Segel palem emas tidak terpengaruh oleh segel palem hitam dan dapat melewatinya dengan mudah.
Kemudian, Wu Guangping menggerakkan avatar Thousand Realms Whirling setinggi 750 kaki di depannya untuk menghalangi segel telapak tangan emas yang tampak sederhana.
Sayang, anjing laut palem emas itu tak terhentikan.
Bam!
Segel telapak tangan emas mendarat di avatar hitam Thousand Realms Whirling. Avatar itu bersinar terang sebelum retakan mulai muncul di tubuhnya.
Ekspresi Wu Guangping berubah drastis. Ia mundur dengan cepat, memuntahkan seteguk darah.
Tiba-tiba, suara kaca pecah terdengar dari avatar setinggi 750 kaki itu.
Segel palem emas terus terbang tanpa hambatan menuju Wu Guangping.
…
Sementara itu, keempat pengawal hitam itu menatap pemandangan di depan mereka tanpa berkedip. Ketika segel palem emas terbang ke awan, mengaburkan pandangan mereka, mereka tak kuasa menahan desahan penyesalan. Sayang, mereka tak bisa menyaksikan pertempuran yang seru.
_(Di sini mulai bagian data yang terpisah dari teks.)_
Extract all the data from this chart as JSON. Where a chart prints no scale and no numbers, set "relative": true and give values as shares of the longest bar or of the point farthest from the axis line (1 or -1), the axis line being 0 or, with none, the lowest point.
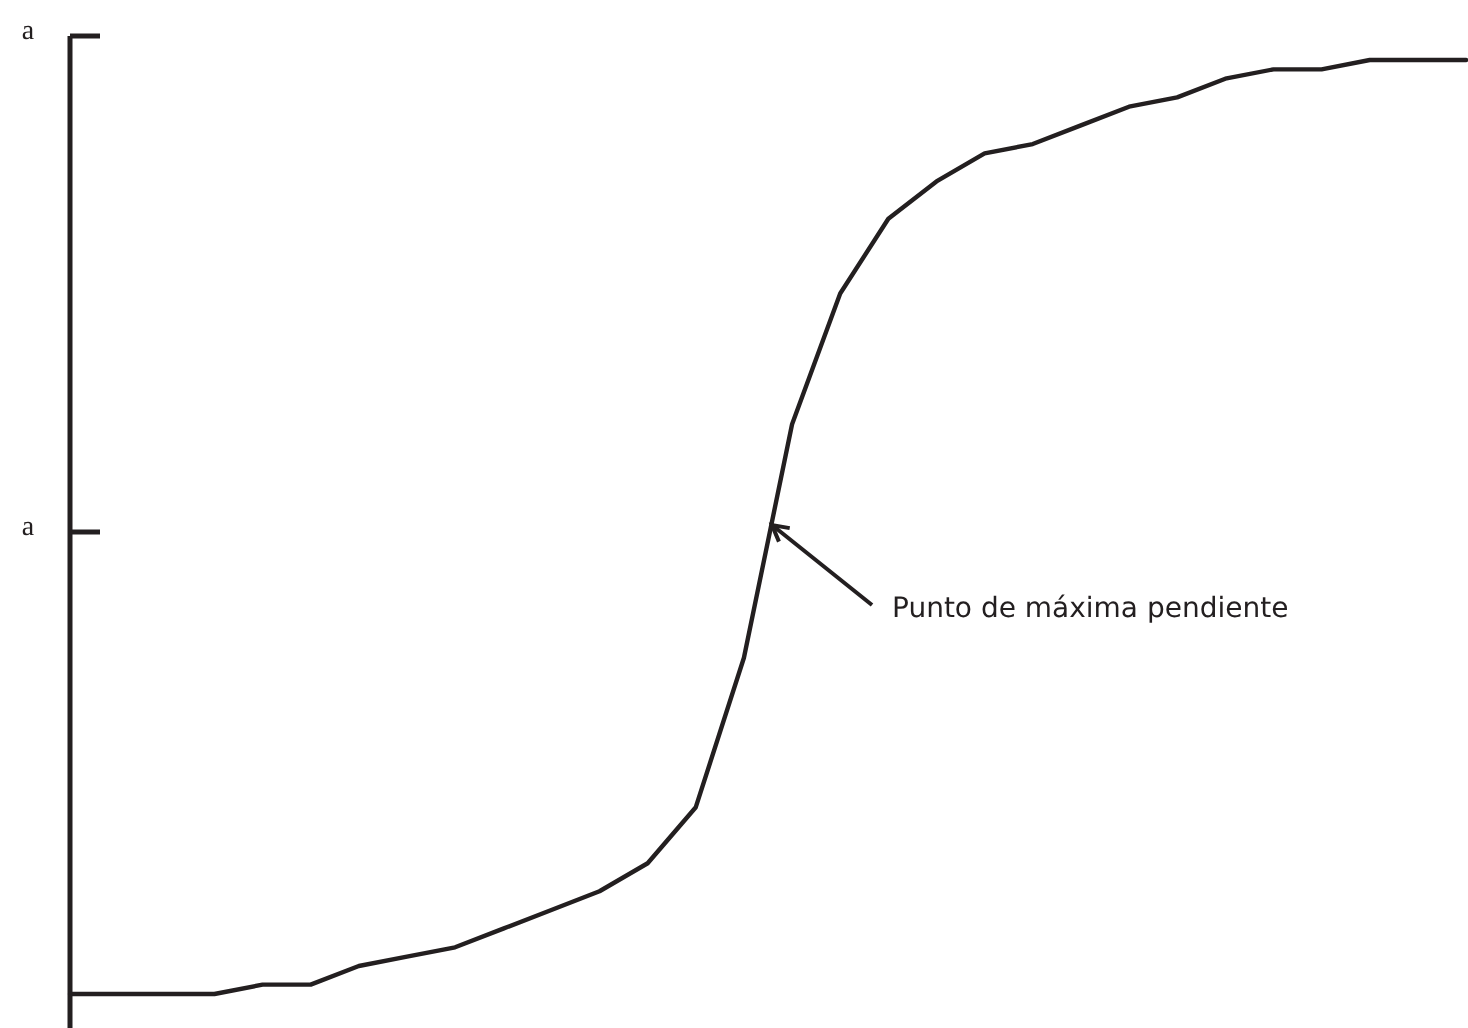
{
  "chart_data": {
    "type": "line",
    "relative": true,
    "categories": [
      null,
      null,
      null,
      null,
      null,
      null,
      null,
      null,
      null,
      null,
      null,
      null,
      null,
      null,
      null,
      null,
      null,
      null,
      null,
      null,
      null,
      null,
      null,
      null,
      null,
      null,
      null,
      null,
      null,
      null
    ],
    "series": [
      {
        "color": "#231f20",
        "values": [
          0,
          0,
          0,
          0,
          0.01,
          0.01,
          0.03,
          0.04,
          0.05,
          0.07,
          0.09,
          0.11,
          0.14,
          0.2,
          0.36,
          0.61,
          0.75,
          0.83,
          0.87,
          0.9,
          0.91,
          0.93,
          0.95,
          0.96,
          0.98,
          0.99,
          0.99,
          1,
          1,
          1
        ]
      }
    ],
    "marker": "none",
    "line_style": "solid",
    "annotations": [
      "a",
      "a",
      "Punto de máxima pendiente"
    ]
  }
}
Mungkin, mereka tidak memperhatikan. Mereka berasumsi bahwa segel telapak tangan Wu Guangping telah mengenai titik-titik vital lelaki tua itu dan menghancurkan Bagan Kelahirannya. Dengan menghilangnya segel telapak tangan emas ke awan, mereka semakin yakin bahwa lelaki tua itu telah meninggal. Lagipula, bagaimana Tubuh Buddha Emas lelaki tua itu bisa menahan serangan dari seorang ahli Bagan Delapan? Lihat, lelaki tua itu bahkan tidak memiliki kesempatan untuk memanifestasikan avatarnya sebelum mati; sungguh sia-sia melawan seorang ahli Bagan Delapan.
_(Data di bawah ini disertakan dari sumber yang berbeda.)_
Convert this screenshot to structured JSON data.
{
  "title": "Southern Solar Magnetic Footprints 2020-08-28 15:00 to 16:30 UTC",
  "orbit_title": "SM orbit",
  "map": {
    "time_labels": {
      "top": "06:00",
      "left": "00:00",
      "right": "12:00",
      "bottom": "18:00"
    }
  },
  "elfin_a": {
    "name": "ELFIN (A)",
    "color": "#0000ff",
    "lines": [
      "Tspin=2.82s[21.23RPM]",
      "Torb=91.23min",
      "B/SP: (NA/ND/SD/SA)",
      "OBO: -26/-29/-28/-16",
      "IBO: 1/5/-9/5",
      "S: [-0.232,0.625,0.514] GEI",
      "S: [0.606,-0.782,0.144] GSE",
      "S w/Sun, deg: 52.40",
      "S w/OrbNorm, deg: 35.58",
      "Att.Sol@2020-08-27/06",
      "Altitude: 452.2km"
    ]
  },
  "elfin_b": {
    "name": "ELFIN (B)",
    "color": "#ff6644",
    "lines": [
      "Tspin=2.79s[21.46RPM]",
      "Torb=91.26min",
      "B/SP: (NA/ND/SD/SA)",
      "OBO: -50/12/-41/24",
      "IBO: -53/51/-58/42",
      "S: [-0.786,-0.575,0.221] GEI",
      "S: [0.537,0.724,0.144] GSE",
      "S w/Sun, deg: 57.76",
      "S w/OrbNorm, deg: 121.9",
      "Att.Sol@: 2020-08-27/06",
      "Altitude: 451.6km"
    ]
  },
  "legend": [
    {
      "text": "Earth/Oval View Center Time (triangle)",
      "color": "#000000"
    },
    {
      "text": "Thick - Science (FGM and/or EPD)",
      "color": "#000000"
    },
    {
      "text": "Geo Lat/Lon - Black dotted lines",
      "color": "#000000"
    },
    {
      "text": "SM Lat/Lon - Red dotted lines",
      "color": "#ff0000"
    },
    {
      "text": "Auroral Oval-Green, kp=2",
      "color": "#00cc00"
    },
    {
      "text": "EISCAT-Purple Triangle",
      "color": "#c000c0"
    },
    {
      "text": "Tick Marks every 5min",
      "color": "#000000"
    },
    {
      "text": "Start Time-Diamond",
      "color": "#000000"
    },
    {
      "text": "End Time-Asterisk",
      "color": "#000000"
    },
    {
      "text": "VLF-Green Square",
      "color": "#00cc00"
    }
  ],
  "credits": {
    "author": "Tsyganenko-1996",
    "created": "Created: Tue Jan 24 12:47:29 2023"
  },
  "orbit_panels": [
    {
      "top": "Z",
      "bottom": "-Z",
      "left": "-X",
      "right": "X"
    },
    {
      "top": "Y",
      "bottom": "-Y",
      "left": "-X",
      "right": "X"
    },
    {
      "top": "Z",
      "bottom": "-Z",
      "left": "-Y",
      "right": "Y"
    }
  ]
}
Namun, tak lama kemudian, mereka terkejut mendapati lelaki tua itu tidak mati! Malah, ia berdiri dengan gagah dan menatap langit.
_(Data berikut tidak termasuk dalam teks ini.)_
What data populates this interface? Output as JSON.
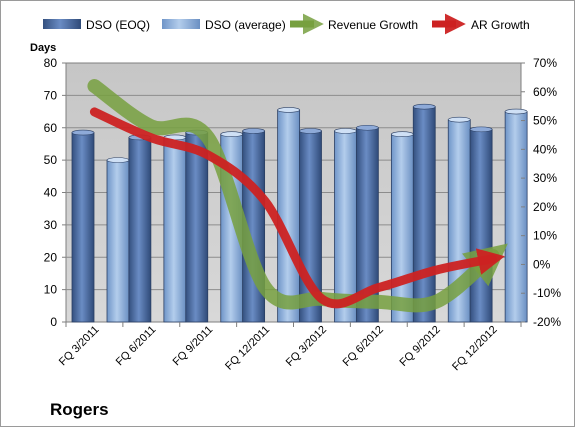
{
  "chart_data": {
    "type": "bar",
    "title": "Rogers",
    "ylabel": "Days",
    "categories": [
      "FQ 3/2011",
      "FQ 6/2011",
      "FQ 9/2011",
      "FQ 12/2011",
      "FQ 3/2012",
      "FQ 6/2012",
      "FQ 9/2012",
      "FQ 12/2012"
    ],
    "ylim": [
      0,
      80
    ],
    "y_ticks": [
      0,
      10,
      20,
      30,
      40,
      50,
      60,
      70,
      80
    ],
    "y2lim": [
      -20,
      70
    ],
    "y2_ticks": [
      "-20%",
      "-10%",
      "0%",
      "10%",
      "20%",
      "30%",
      "40%",
      "50%",
      "60%",
      "70%"
    ],
    "y2_tick_values": [
      -20,
      -10,
      0,
      10,
      20,
      30,
      40,
      50,
      60,
      70
    ],
    "bar_series": [
      {
        "name": "DSO (EOQ)",
        "color": "#4f6fa6",
        "values": [
          58.5,
          57,
          58.5,
          59,
          59,
          60,
          66.5,
          59.5
        ]
      },
      {
        "name": "DSO (average)",
        "color": "#7fa6d8",
        "values": [
          50,
          57,
          58,
          65.5,
          59,
          58,
          62.5,
          65
        ]
      }
    ],
    "line_series": [
      {
        "name": "Revenue Growth",
        "color": "#77a040",
        "axis": "y2",
        "values": [
          62,
          48,
          44,
          -8,
          -12,
          -13,
          -13,
          3
        ]
      },
      {
        "name": "AR Growth",
        "color": "#cc2222",
        "axis": "y2",
        "values": [
          53,
          44,
          38,
          22,
          -12,
          -8,
          -2,
          2
        ]
      }
    ],
    "legend_position": "top",
    "grid": true
  }
}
Pada saat ini, mereka menyadari ada sesuatu yang salah.
Dengan temperamen Wu Guangping, bagaimana mungkin dia bisa menoleransi seorang kultivator lemah yang bertindak begitu lancang dalam waktu yang lama? Seharusnya, Wu Guanping sudah membunuh orang tua itu. Lihat bab terbaru di novel★fire.net
…
Ledakan!
Wu Guangping menatap segel telapak tangan emas yang mendekat dengan tak percaya. Ia memusatkan seluruh energinya di tangannya sebelum mendorongnya keluar.
Retakan!
Begitu tangan Wu Guangping menyentuh segel telapak tangan emas, suara retakan terdengar di udara. Kedua lengannya patah!
Segel telapak tangan emas terus mendorong ke depan dan menempelkan dirinya pada tubuh Wu Guangping.
…
Di kejauhan.
Kilat menyambar beberapa kali di balik awan. Setelah itu, terdengar gemuruh guntur dan suara jeritan.
Ketika keheningan kembali…
“…”
“Ada apa dengan Tuan Wu?”
“Apakah pintu masuknya tertutup?”
Keempat penjahat itu menatap langit dengan bingung.
…
“Ding! Satu target terbunuh. Hadiah: 10.000 poin prestasi. Bonus domain: 5.000 poin prestasi.”
Si Wuya, tentu saja, menyaksikan semuanya. Ia merasa jiwanya hancur berkeping-keping ketika segel telapak tangan itu mendarat di tubuh Wu Guangping. Saat itu, ia sekali lagi terkagum-kagum akan kekuatan luar biasa gurunya.
Hanya satu serangan telapak tangan saja sudah mampu membunuh seorang ahli Delapan Bagan! Sungguh tak terkalahkan!